March 05, 2021
Violator One Year Later – Ohio’s Reserve Environmental
Ohio facility has a history of violating the Clean Water Act without facing consequences. This year's data shows that pattern has not changed.
Nearly a year ago, the Environmental Law & Policy Center published a report about the decline in Clean Water Act enforcement in the Great Lakes region. To highlight the impact on Midwestern water, we featured a facility on the shores of Lake Erie that showed a history of violating the law without facing consequences. This year, we followed up with Reserve Environmental Services, Inc. to see if anything has improved in the months since our report.
Read our Region 5 Enforcement Report
Reserve is a waste management, disposal, and removal service that handles both hazardous and non-hazardous waste outside Ashtabula, Ohio. The facility discharges into Whitman Creek, which flows directly into Lake Erie. There are thousands of people living in the community around this facility, more than a quarter of whom are identified as low-income.
Reserve caught our eye because it exceeded its water pollution permit limits on at least 198 occasions between January 2017 to March 2020. Some of these pollutants include mercury, nickel, and total suspended solids. Even small amounts of mercury exposure can be dangerous to the central nervous system, and poisoning can cause permanent damage to the brain, kidneys, stomach, intestines, and heart.

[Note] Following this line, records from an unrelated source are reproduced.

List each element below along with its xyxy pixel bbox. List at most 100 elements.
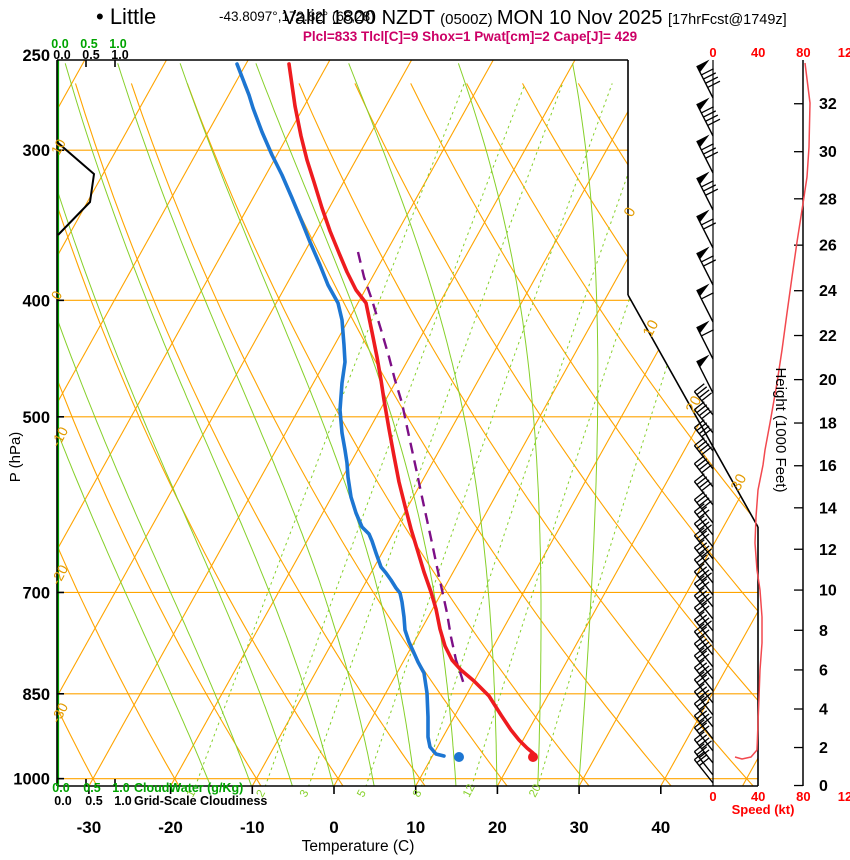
barb-feather bbox=[693, 671, 705, 681]
barb-feather bbox=[698, 407, 710, 417]
dry-adiabat-line bbox=[57, 83, 345, 786]
isotherm-line bbox=[578, 60, 758, 786]
barb-feather bbox=[698, 737, 710, 747]
mixing-ratio-line bbox=[307, 83, 564, 786]
barb-feather bbox=[693, 719, 705, 729]
barb-feather bbox=[705, 114, 719, 122]
isotherm-label-left: -20 bbox=[48, 562, 72, 588]
mixing-ratio-label: 3 bbox=[298, 788, 312, 799]
barb-feather bbox=[696, 698, 708, 708]
barb-stick bbox=[693, 631, 714, 656]
temp-tick-label: 0 bbox=[329, 818, 338, 837]
barb-feather bbox=[701, 524, 712, 534]
barb-feather bbox=[696, 602, 708, 612]
barb-feather bbox=[693, 455, 705, 465]
height-tick-label: 12 bbox=[819, 542, 837, 559]
barb-feather bbox=[696, 404, 708, 414]
isotherm-line bbox=[57, 60, 331, 786]
dewpoint-curve bbox=[235, 62, 446, 758]
barb-feather bbox=[696, 494, 708, 504]
barb-stick bbox=[693, 499, 714, 524]
barb-flag bbox=[696, 59, 710, 73]
pressure-tick-label: 700 bbox=[22, 584, 50, 602]
barb-stick bbox=[693, 391, 714, 416]
isotherm-line bbox=[170, 60, 576, 786]
barb-feather bbox=[693, 751, 705, 761]
barb-feather bbox=[701, 692, 712, 702]
pressure-axis-title: P (hPa) bbox=[7, 432, 24, 483]
cloudwater-scale-top: 0.5 bbox=[80, 37, 97, 51]
speed-tick-label: 120 bbox=[838, 789, 850, 804]
moist-adiabat-line bbox=[255, 63, 457, 786]
barb-feather bbox=[696, 638, 708, 648]
barb-feather bbox=[701, 329, 714, 337]
barb-feather bbox=[696, 626, 708, 636]
barb-feather bbox=[698, 689, 710, 699]
cloudiness-scale-top: 1.0 bbox=[111, 48, 128, 62]
barb-feather bbox=[701, 716, 712, 726]
cloudiness-scale-bottom: 1.0 bbox=[114, 794, 131, 808]
barb-feather bbox=[693, 563, 705, 573]
barb-feather bbox=[701, 410, 712, 420]
barb-feather bbox=[693, 539, 705, 549]
barb-feather bbox=[698, 533, 710, 543]
dry-adiabat-line bbox=[577, 83, 758, 786]
station-coords: -43.8097°,172.82° (66,28) bbox=[219, 9, 375, 24]
barb-feather bbox=[703, 72, 717, 80]
height-tick-label: 32 bbox=[819, 96, 837, 113]
valid-main: Valid 1800 NZDT bbox=[283, 7, 440, 29]
height-tick-label: 26 bbox=[819, 238, 837, 255]
barb-feather bbox=[693, 707, 705, 717]
barb-feather bbox=[693, 743, 705, 753]
barb-stick bbox=[693, 571, 714, 596]
barb-stick bbox=[693, 481, 714, 506]
barb-flag bbox=[696, 320, 710, 334]
barb-feather bbox=[696, 674, 708, 684]
temperature-axis-title: Temperature (C) bbox=[302, 838, 415, 855]
pressure-tick-label: 250 bbox=[22, 47, 50, 65]
barb-feather bbox=[703, 259, 717, 267]
barb-feather bbox=[693, 503, 705, 513]
temp-tick-label: -20 bbox=[158, 818, 183, 837]
mixing-ratio-line bbox=[365, 83, 613, 786]
height-tick-label: 22 bbox=[819, 328, 837, 345]
barb-feather bbox=[693, 473, 705, 483]
dry-adiabat-line bbox=[242, 83, 673, 786]
mixing-ratio-label: 2 bbox=[255, 788, 269, 799]
barb-feather bbox=[696, 554, 708, 564]
temp-tick-label: 20 bbox=[488, 818, 507, 837]
height-tick-label: 6 bbox=[819, 662, 828, 679]
barb-feather bbox=[703, 147, 717, 155]
barb-feather bbox=[698, 593, 710, 603]
speed-tick-label: 120 bbox=[838, 45, 850, 60]
cloudiness-scale-bottom: 0.0 bbox=[54, 794, 71, 808]
barb-feather bbox=[698, 629, 710, 639]
pressure-tick-label: 300 bbox=[22, 142, 50, 160]
moist-adiabat-line bbox=[457, 63, 542, 786]
speed-tick-label: 0 bbox=[709, 789, 716, 804]
cloudiness-scale-top: 0.0 bbox=[53, 48, 70, 62]
isotherm-line bbox=[88, 60, 494, 786]
barb-feather bbox=[703, 184, 717, 192]
barb-stick bbox=[693, 523, 714, 548]
moist-adiabat-line bbox=[57, 63, 212, 786]
barb-feather bbox=[698, 641, 710, 651]
barb-feather bbox=[701, 644, 712, 654]
isotherm-line bbox=[57, 60, 167, 786]
barb-feather bbox=[701, 620, 712, 630]
dry-adiabat-line bbox=[689, 83, 758, 786]
height-tick-label: 14 bbox=[819, 500, 837, 517]
barb-feather bbox=[703, 110, 717, 118]
barb-stick bbox=[693, 547, 714, 572]
cloudwater-scale-bottom: 0.0 bbox=[52, 781, 69, 795]
height-tick-label: 20 bbox=[819, 372, 837, 389]
speed-height-panel: 0246810121416182022242628303200404080801… bbox=[709, 45, 850, 804]
barb-flag bbox=[696, 97, 710, 111]
barb-feather bbox=[698, 461, 710, 471]
barb-feather bbox=[693, 695, 705, 705]
barb-feather bbox=[705, 151, 719, 159]
barb-feather bbox=[698, 581, 710, 591]
barb-feather bbox=[693, 611, 705, 621]
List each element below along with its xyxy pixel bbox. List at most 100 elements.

Unfortunately, the pattern of violation at Reserve has not changed. Since April 2020, Reserve has exceeded its limits on at least 34 occasions based on its public, self-reported discharge data submitted to Ohio EPA. In the chart below, you’ll find Reserve’s exceedances from April 2020 to January 2021, the most recent month ELPC has discharge data. Neither Ohio EPA nor U.S. EPA are known to have served a Notice of Violation or instituted an enforcement action for these violations.

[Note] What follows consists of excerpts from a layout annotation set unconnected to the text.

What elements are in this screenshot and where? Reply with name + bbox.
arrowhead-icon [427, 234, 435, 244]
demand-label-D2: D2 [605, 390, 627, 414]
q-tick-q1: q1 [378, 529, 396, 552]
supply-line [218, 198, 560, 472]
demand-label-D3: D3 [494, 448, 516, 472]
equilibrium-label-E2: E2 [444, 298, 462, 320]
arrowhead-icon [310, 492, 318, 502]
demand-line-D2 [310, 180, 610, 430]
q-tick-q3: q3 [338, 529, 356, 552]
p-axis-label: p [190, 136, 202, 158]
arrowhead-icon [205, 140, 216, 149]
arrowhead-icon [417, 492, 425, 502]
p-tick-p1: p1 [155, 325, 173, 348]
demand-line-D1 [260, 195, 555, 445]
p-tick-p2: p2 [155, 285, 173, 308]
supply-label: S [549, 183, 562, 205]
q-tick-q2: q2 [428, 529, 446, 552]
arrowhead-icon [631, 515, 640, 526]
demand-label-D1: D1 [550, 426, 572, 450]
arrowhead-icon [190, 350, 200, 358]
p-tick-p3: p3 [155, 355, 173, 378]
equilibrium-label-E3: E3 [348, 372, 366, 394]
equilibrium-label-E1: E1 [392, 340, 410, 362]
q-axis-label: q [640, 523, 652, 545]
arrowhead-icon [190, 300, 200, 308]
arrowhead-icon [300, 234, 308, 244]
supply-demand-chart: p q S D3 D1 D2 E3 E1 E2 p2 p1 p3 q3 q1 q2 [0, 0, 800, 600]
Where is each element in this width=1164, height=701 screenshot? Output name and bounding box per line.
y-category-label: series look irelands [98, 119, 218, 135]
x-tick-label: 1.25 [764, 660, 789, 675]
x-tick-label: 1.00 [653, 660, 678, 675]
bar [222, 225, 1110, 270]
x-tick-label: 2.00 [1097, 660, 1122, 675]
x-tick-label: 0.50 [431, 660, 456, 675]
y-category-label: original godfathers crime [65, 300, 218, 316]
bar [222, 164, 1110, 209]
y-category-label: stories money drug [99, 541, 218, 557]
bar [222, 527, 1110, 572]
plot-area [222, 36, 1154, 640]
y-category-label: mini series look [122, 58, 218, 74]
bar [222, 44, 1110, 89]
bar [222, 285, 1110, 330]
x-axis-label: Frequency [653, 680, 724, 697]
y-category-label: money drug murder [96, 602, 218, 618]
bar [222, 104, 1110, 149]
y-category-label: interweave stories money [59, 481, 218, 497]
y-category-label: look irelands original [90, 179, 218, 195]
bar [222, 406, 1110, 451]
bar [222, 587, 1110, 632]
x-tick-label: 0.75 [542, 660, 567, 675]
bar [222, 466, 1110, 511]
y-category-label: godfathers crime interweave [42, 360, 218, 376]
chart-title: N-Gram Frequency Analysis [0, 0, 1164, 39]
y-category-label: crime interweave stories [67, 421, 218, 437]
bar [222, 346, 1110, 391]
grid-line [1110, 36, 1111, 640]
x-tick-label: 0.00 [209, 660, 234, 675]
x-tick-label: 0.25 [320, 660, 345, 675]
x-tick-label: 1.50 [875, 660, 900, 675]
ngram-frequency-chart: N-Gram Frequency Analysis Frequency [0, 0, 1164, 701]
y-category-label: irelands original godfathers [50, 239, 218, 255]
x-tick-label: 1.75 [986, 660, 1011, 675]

Without a strong expectation of environmental enforcement, facilities are more likely to violate the law and avoid accountability. Now that we have new federal leadership, and a new administration at EPA, we hope to see a return to sufficient levels of funding, staffing, and enforcement. Clean water is a basic human need, and the Great Lakes are vital to our region. We must protect these natural resources for the sake of public health and the economy.